Im Grunde sind wir also von Baumaterial umgeben. Jede Stadt kann man sich als großen Baumarkt vorstellen. Wenn wir schon abreißen, sollten wir das Material wenigstens recyceln – sagt William Gillet.
„Wenn man ein Material neu produziert, entstehen nämlich jede Menge Emissionen. Vor allem wenn man an China denkt, wo die Energie größtenteils aus Kohle gewonnen wird“, erzählt er.

Sanieren statt neu bauen

Gillet ist Direktor des Energieprogramms bei der EASAC, einem Zusammenschluss nationaler Wissenschaftsakademien in der EU, der Schweiz und Norwegen. In Deutschland gehört die Leopoldina in Halle dazu. Die EASAC hat im Sommer 2021 etwas Ähnliches geraten wie das Umweltbundesamt:
Sanieren statt abreißen und neu bauen. Aktuell werden nur bis zu 1,5 Prozent des Bestands in Europa saniert. Die Rate muss sich verdoppeln oder noch besser verdreifachen, sagt William Gillet. Sonst droht, dass uns über kurz oder lang die Rohstoffe ausgehen.

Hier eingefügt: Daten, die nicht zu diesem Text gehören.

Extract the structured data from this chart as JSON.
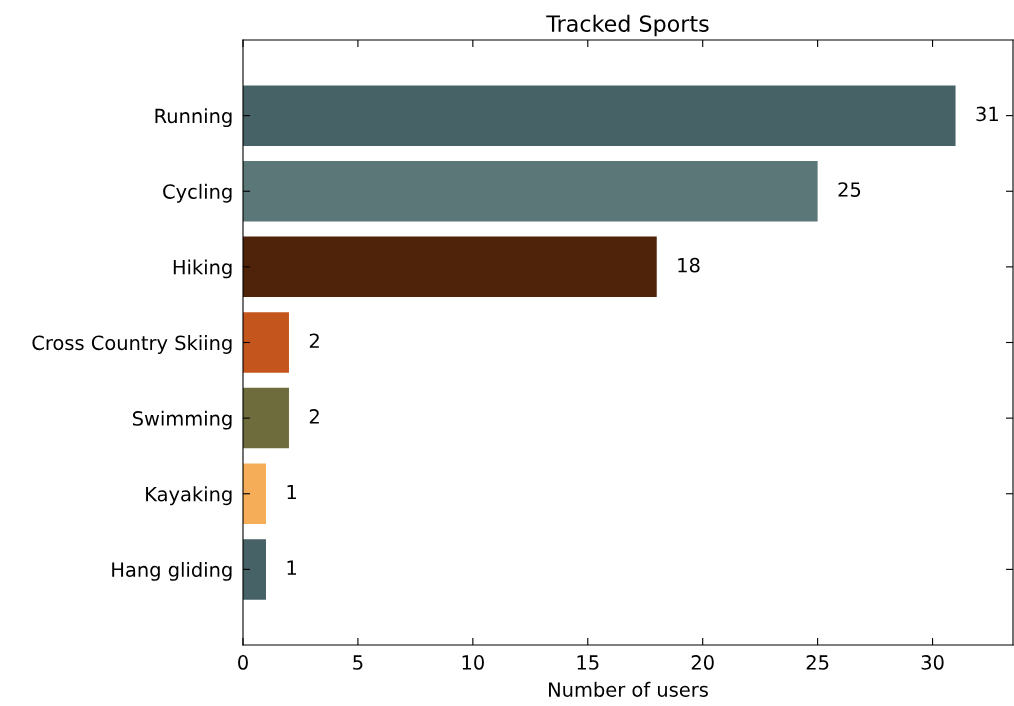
{
  "chart_data": {
    "type": "bar",
    "orientation": "horizontal",
    "title": "Tracked Sports",
    "xlabel": "Number of users",
    "categories": [
      "Running",
      "Cycling",
      "Hiking",
      "Cross Country Skiing",
      "Swimming",
      "Kayaking",
      "Hang gliding"
    ],
    "values": [
      31,
      25,
      18,
      2,
      2,
      1,
      1
    ],
    "colors": [
      "#476267",
      "#5c7778",
      "#4e230a",
      "#c4561d",
      "#6e6c3c",
      "#f5ae57",
      "#476267"
    ],
    "xlim": [
      0,
      33.5
    ],
    "xticks": [
      0,
      5,
      10,
      15,
      20,
      25,
      30
    ],
    "data_labels": true,
    "grid": false,
    "legend": false
  }
}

„Die Menschen im Meer“ ist ein Hörspiel für Kinder von Marei Obladen aus dem Jahr 1983. Zwei benachbarte Inseln liegen friedlich nebeneinander, bis der König der großen Insel entscheidet, dass sie noch größer werden muss. Ein Damm soll es möglich machen. Doch eines Tages kommt der Bau ins Stocken.

„Warum geht es nicht vorwärts? Was ist das für ein Schlendrian? – Majestät. – Ich dulde das nicht, Zimmermann. – Majestät. – Woran fehlt es, am Arbeitswillen, am Fleiß? Am Gehorsam? – An Erde, Majestät. – An was? – An Erde, Majestät. – Erde? – Wir haben alle Erde, alles Geröll von den Hängen geholt, es ist nichts mehr da.“

Der König klaut die Erde für seinen Bau einfach von der kleinen Insel. Seine wächst, die andere schrumpft.

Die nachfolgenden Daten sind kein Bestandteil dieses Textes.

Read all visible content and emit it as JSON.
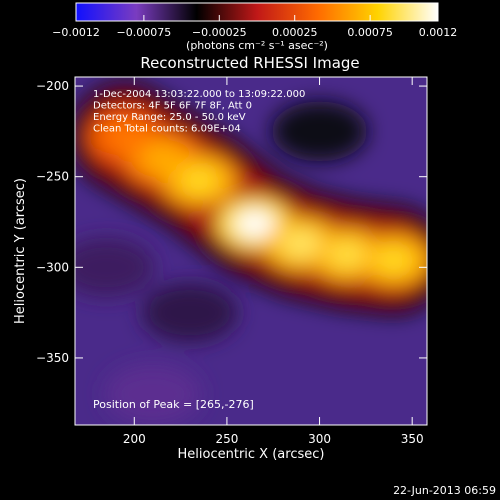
{
  "chart_data": {
    "type": "heatmap",
    "title": "Reconstructed RHESSI Image",
    "xlabel": "Heliocentric X (arcsec)",
    "ylabel": "Heliocentric Y (arcsec)",
    "xlim": [
      168,
      358
    ],
    "ylim": [
      -387,
      -195
    ],
    "xticks": [
      200,
      250,
      300,
      350
    ],
    "xtick_labels": [
      "200",
      "250",
      "300",
      "350"
    ],
    "yticks": [
      -200,
      -250,
      -300,
      -350
    ],
    "ytick_labels": [
      "−200",
      "−250",
      "−300",
      "−350"
    ],
    "colorbar": {
      "range": [
        -0.0012,
        0.0012
      ],
      "ticks": [
        -0.0012,
        -0.00075,
        -0.00025,
        0.00025,
        0.00075,
        0.0012
      ],
      "tick_labels": [
        "−0.0012",
        "−0.00075",
        "−0.00025",
        "0.00025",
        "0.00075",
        "0.0012"
      ],
      "unit_label": "(photons cm⁻² s⁻¹ asec⁻²)",
      "colors": [
        "#1010ff",
        "#7a3cc0",
        "#000000",
        "#c01818",
        "#ff6a00",
        "#ffd300",
        "#ffffff"
      ]
    },
    "annotations": [
      "1-Dec-2004 13:03:22.000 to 13:09:22.000",
      "Detectors: 4F 5F 6F 7F 8F, Att 0",
      "Energy Range: 25.0 - 50.0 keV",
      "Clean     Total counts: 6.09E+04"
    ],
    "peak_label": "Position of Peak = [265,-276]",
    "peak": [
      265,
      -276
    ],
    "ridge": [
      {
        "x": 195,
        "y": -228,
        "v": 0.00045
      },
      {
        "x": 215,
        "y": -240,
        "v": 0.00065
      },
      {
        "x": 235,
        "y": -252,
        "v": 0.00085
      },
      {
        "x": 265,
        "y": -276,
        "v": 0.0012
      },
      {
        "x": 290,
        "y": -287,
        "v": 0.00095
      },
      {
        "x": 315,
        "y": -293,
        "v": 0.0009
      },
      {
        "x": 340,
        "y": -296,
        "v": 0.00085
      }
    ],
    "negative_regions": [
      {
        "x": 185,
        "y": -300,
        "v": -0.0006
      },
      {
        "x": 230,
        "y": -325,
        "v": -0.00055
      },
      {
        "x": 210,
        "y": -370,
        "v": -0.0007
      },
      {
        "x": 300,
        "y": -225,
        "v": -0.00045
      }
    ]
  },
  "timestamp": "22-Jun-2013 06:59"
}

Rohstoffknappheit durch Mangel an Recyclingverfahren

Rohstoffknappheit ist heute weltweit ein Thema. Sie betrifft Holz, Kunststoffe und Sand. Wüstensand lässt sich übrigens nicht verbauen, weil seine Körnung zu rund ist. Also wird woanders abgebaut.
Hermann Kessler vom Umweltbundesamt spricht von einer regelrechten globalen Sandmafia. Singapur hat seine Fläche vergrößert durch Sand, der aus Indonesien oder Malaysien geholt wurde, zum Teil illegal. 2008 wurde in Jamaika ein ganzer Strand geklaut. In Deutschland haben wir das Problem in dem Maße noch nicht.
„Wir haben genügend Kies, wir haben genügend Sand, wir haben genügend Holz. Eigentlich haben wir von allem genug, und gebaut haben wir auch schon genügend. Jede Rohstoffentnahme, jede Aufbereitung, ob das Holz ist, aber vor allem, was Kies und Sand angeht, ist natürlich ein Eingriff in den Naturhaushalt, in die Umwelt“, sagt Hermann Kessler.

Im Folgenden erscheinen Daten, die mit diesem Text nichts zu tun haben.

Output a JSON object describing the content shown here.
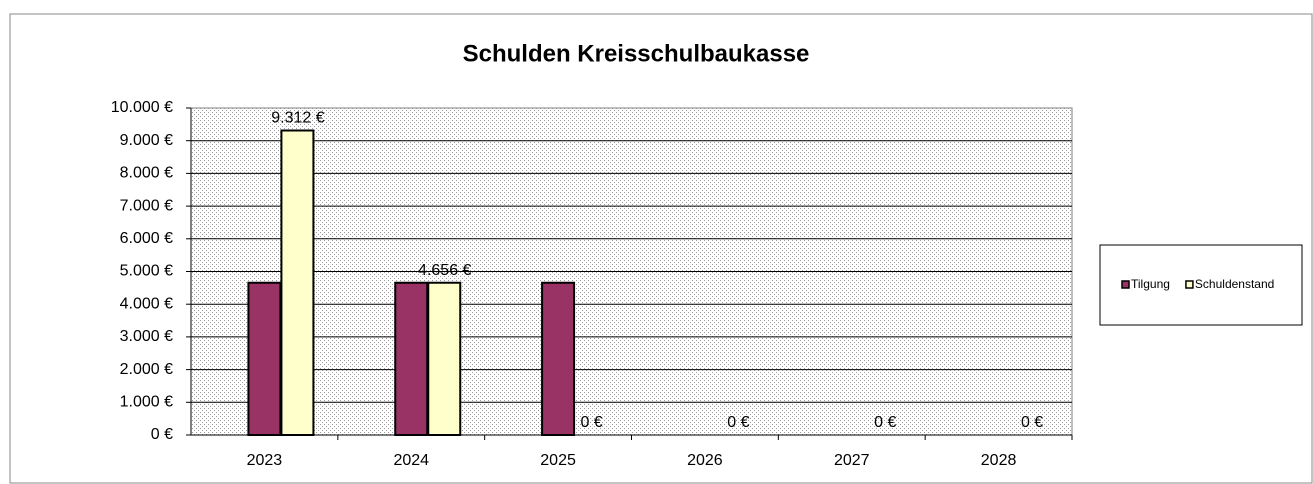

Pfeiler zwei: Soziokulturelles
Ein Fertigmöbelhersteller hat mal gefragt, ob wir noch wohnen oder schon leben.

Nachhaltig bauen heißt, auf langfristige Wertschätzung setzen

Ein Wintermorgen im Berliner Stadtteil Prenzlauer Berg. Eine Schneeballschlacht vor einer Schule. Daneben steht ein Gebäude in Holzbaukonstruktion. Entworfen hat es der Architekt Tom Kaden.
„Viele fragen: Wo ist hier das Holzhaus? Weil man sieht es ja von außen nicht. Das war aber hier zugegebenermaßen an diesem Ort mitten im Prenzlauer Berg, in dieser verdichteten Gründerzeitsituation auch eine gestalterische Entscheidung. Wenn wir reingehen würden, würden wir zumindest die Decken sehen. Die Decken sind holzsichtig geblieben“, erklärt er.
Das Gebäude ist eine hybride Konstruktion aus Holz, Stahl und Beton. So eine Mischbauweise spart CO2. Aber auch das Nutzungskonzept ist interessant.

Der Bauherr, diese Stiftung, hat damals diese wunderbare Idee gehabt, nicht nur das Gebäude aus Holz zu bauen, sondern auch zu sagen: Wir wollen diese Lücke nicht mit einer, ich sag mal etwas zugespitzt, teuren Wohnbebauung zu realisieren, sondern sie wollten in diese Fuge eine kleine Stadt bringen. Also klar: Café, das ist obligatorisch, aber es gibt eine Hebamme, es gibt einen Kinderladen, eine Studenten-WG, es gibt einen Kinderarzt, Ergotherapie, Physiotherapie… und erst in den oberen Bereichen gibt es einige Wohnungen. Also wirklich eine kleine, gemischte Stadt. Und Sie haben ja gesehen: Das Tor steht immer offen.

Tom Kaden

Neue Bauweisen: Konzepte für sozialen Zusammenhalt

Tom Kaden und sein Team haben für dieses Haus Preise gewonnen. Soziokulturelles als Pfeiler der Nachhaltigkeit im Bauen. Das heißt im Prinzip, dass ein Gebäude für eine große Nutzerzufriedenheit sorgt, dass die Bewohner sich darin wohlfühlen. Wohngesundheit ist da ein Stichwort, viel Licht, frische Luft, geringe Schadstoffbelastung im Innenraum.
Ein weiterer Punkt ist der kulturelle Wert. Kann man sich mit einem Gebäude identifizieren? Ästhetisch, aber auch emotional? Fördert es sozialen Zusammenhalt? Denn nur dann wird die Gesellschaft es auch pflegen und lange erhalten. So zumindest die Idee.
Blick auf das Modellprojekt Haus der Statistik in Berlin
Architekt Tom Kaden ist "sehr glücklich darüber", dass das ehemalige Haus der Statistik am Berliner Alexanderplatz nicht abgerissen wird.© imago images / Pemax
Das Büro Kaden+ sitzt am Alexanderplatz, in einem denkmalgeschützten Hochhaus aus DDR-Zeiten. Vom 17. Stock aus hat man einen Panoramablick über Berlin. Und auf das ehemalige Haus der Statistik direkt gegenüber. “Alles Andersplatz” steht in Großbuchstaben an einer Fassade. Entkernt und nackt wartet es auf seine Sanierung. Das Ensemble aus den 60er-Jahren wurde nämlich vorm Abriss bewahrt.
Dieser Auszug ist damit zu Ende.